Blue crabs (Callinectes sapidus) have long been considered a delicacy on the Eastern coast of the United States. Sadly, as a result of decline and pollution in the Chesapeake Bay, fishing for wild blue crabs off the coast has become difficult. Some U.S. restaurants and crab suppliers have turned to Asian hatcheries, but scientists from the University of Maryland and reporters from the Baltimore Sun and Science Daily have discovered that it's possible to farm and raise blue crabs in fresh water.
Things You'll Need
10 mature female blue crabs (inseminated)
1 m3 tank (2)
4 mechanical filtration systems and bio-filters
400 L hatching tank
Cylindrical 500 L tank
Cylindrical 2,000 L tank
3 125 ?m mesh filters
Prepare Larvae for Hatching
Place a 2-inch layer of sand on the bottom of the 1 m3 tank. Fill the tank with clean freshwater and add sea salt to create a salinity level of .3 parts per thousand. Install one mechanical filtration system to filter crab waste in the tank. Place 10 inseminated female crabs in the tank and monitor for fighting. Feed the female crabs a small handful of food pellets (about five or six) per crab once a day. Monitor the egg mass that appears on the crabs' abdomens.
Place a 2-inch layer of sand on the bottom of the 400 L tank. Fill the tank with freshwater and add salt to create a salinity level of .3 parts per thousand. Install one mechanical filtration system to filter crab waste in the tank. When the egg mass appears strained and ready to hatch, transfer the female crabs to the 400 L tank. Secure the 125 ?m mesh filters in each larvae tank, so the larvae aren't filtered out with waste. After hatching, larvae will float to the top of the tank water.
Place sand on the bottom of the 500 L and 2,000 L tank to create a layer about 2 inches thick. Fill the 500 L and 2,000 L tanks with freshwater and add salt to create a salinity level of .3 parts per thousand. Install one mechanical filtration system to filter crab waste in each tank. Collect the larvae in 25 ml samples with the eyedropper and beaker and transfer 38 to 138 25 ml samples per L in the large 500 L and 2,000 L tanks.
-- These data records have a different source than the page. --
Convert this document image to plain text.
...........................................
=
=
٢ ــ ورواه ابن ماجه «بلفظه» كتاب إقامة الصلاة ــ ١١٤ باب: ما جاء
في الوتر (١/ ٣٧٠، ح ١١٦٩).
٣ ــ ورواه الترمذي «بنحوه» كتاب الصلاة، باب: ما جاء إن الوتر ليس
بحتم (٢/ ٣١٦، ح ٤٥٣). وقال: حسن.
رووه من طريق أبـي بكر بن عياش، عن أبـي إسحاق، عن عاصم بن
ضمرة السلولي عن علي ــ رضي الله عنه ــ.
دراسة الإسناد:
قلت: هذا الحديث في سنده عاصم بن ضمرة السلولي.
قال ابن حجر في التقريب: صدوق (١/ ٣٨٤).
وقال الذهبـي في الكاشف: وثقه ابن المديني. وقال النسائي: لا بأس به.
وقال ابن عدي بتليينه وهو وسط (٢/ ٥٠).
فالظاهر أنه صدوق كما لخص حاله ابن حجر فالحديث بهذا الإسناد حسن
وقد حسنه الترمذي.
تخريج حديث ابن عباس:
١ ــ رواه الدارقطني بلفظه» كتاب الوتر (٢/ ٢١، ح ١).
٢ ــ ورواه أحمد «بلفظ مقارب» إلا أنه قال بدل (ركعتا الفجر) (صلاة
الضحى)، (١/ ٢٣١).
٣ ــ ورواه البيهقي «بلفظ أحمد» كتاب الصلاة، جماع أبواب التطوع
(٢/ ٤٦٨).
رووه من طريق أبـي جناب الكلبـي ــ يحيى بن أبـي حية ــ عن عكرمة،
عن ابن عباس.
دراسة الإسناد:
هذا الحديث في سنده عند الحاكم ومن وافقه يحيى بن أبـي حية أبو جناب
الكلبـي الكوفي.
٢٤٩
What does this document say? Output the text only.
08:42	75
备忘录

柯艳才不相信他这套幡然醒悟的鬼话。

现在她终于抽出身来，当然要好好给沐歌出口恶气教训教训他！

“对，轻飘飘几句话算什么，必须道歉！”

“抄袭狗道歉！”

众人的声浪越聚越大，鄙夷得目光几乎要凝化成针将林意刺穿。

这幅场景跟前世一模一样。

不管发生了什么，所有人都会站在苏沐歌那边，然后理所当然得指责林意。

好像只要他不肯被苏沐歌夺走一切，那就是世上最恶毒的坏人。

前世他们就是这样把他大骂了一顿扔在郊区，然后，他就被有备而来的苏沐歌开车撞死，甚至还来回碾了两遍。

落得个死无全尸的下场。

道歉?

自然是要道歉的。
Feed the crab larvae 50 mg of rotifers (free-swimming plankton) per liter once a day. Crabs will begin to noticeably mature in 44 to 55 days.
Monitor small crabs for aggression and cannibalism and separate them inside the tanks as needed.
Remove mature crabs from the tanks and eat or sell them.
In a few months, as the crabs mature, feed them shredded shrimp pellets and fish food.